The LHC will be exploring many questions about the universe. Dark matter and energy, the existence of extra dimensions, the formation of the universe and undiscovered particles are some of the issues being tackled. One particle in particular is the Higgs boson, which has been predicted by the standard model but has yet to been observed. All other particles have been predicted by the standard model have been observed; the Higgs boson is the only one scientists have not observed. With the energy capability of the LHC, the Higgs boson should be produced.

“One of things a lot of us get excited about is dark matter,” Alexander said. “Because that’s a thing, a type of particle, which is definitely not in any present theory, not the standard model, and yet the astrophysicists look out into the universe and say, ‘You know guys there’s all this dark matter out there and we don’t know what it is.’ Of course, we’re hoping when we run the run the LHC and we start to explore physics beyond the boundaries of the standard model that we will be, among other things, exploring dark matter … That’s a tricky business.”
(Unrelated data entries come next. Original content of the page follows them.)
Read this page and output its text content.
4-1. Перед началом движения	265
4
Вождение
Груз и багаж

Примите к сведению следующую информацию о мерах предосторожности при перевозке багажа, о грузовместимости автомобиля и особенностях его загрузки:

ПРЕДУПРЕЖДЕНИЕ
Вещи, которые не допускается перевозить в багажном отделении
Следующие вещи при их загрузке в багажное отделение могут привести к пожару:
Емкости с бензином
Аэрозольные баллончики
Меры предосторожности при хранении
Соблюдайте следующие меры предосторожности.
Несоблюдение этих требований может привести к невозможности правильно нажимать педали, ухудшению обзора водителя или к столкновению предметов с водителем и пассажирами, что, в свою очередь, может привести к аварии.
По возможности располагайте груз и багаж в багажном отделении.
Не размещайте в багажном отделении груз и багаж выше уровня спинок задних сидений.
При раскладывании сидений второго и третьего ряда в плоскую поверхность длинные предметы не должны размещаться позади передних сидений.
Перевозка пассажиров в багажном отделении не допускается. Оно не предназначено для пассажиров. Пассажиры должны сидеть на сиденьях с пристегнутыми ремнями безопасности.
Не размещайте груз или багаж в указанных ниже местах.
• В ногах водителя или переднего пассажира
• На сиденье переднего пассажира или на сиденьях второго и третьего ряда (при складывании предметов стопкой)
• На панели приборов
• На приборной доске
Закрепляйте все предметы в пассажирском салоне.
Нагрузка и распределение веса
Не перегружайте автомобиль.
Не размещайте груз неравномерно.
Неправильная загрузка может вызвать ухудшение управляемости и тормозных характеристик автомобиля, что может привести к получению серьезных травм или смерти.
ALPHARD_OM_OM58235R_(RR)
In the field of dark matter, Alexander is specifically researching the question of how the mass of these dark matter particles that go missing can be measured. Using the law of conservation, the mass of the missing particles can be extracted. Although this method would work fine with one missing particle, it gets complicated if the dark matter particles are produced in pairs, which certainly will be the case when this observation occurs at the LHC. If two particles go missing, it is difficult to measure the missing mass with the same principle that was applied before.

“You don’t see them … but you see everything else, can you by process of elimination by which I really mean you add up the energies and momentum of everything that you do see and you know that no matter what the next theory of physics is energy and momentum are going to be conserved so you apply that as a principle and then see if you can extract the data and those principles of energy and momentum conservation the mass of those missing particles.”

Alexander’s career began as an undergraduate who wanted to major in every class that he took. He even was on the path for a philosophy major, until he took physics and knew, “That’s for me.”

After receiving his degree, Alexander worked at the Fermilab through the University of Chicago. There, he studied quarks and gluons. Later, as a postdoc at Stanford University, he discovered a new particle known as Z0. Finally, he made to Cornell University where for the past 20 years he has studied bottom quarks with CLEO at the Laboratory for Elementary-Particle Physics (LEPP). Throughout his research, he has been looking for something outside of the standard model. “Everything has been consistent with the standard model,” though, said Alexander.

After so many years of working towards — but not finding — the results that have challenged the standard model, Alexander is looking forward to the new results that may come from the LHC.

“For me personally, that’s the kind of thing that makes me get up in the morning … There’s this stuff out there that’s extremely important to the structure of the universe. The evolution of the universe would have been radically different if dark matter hadn’t been there,” he said. “So finding out what it is, is clearly a fundamental endeavor and if we do find out what is, I’ll be very excited.”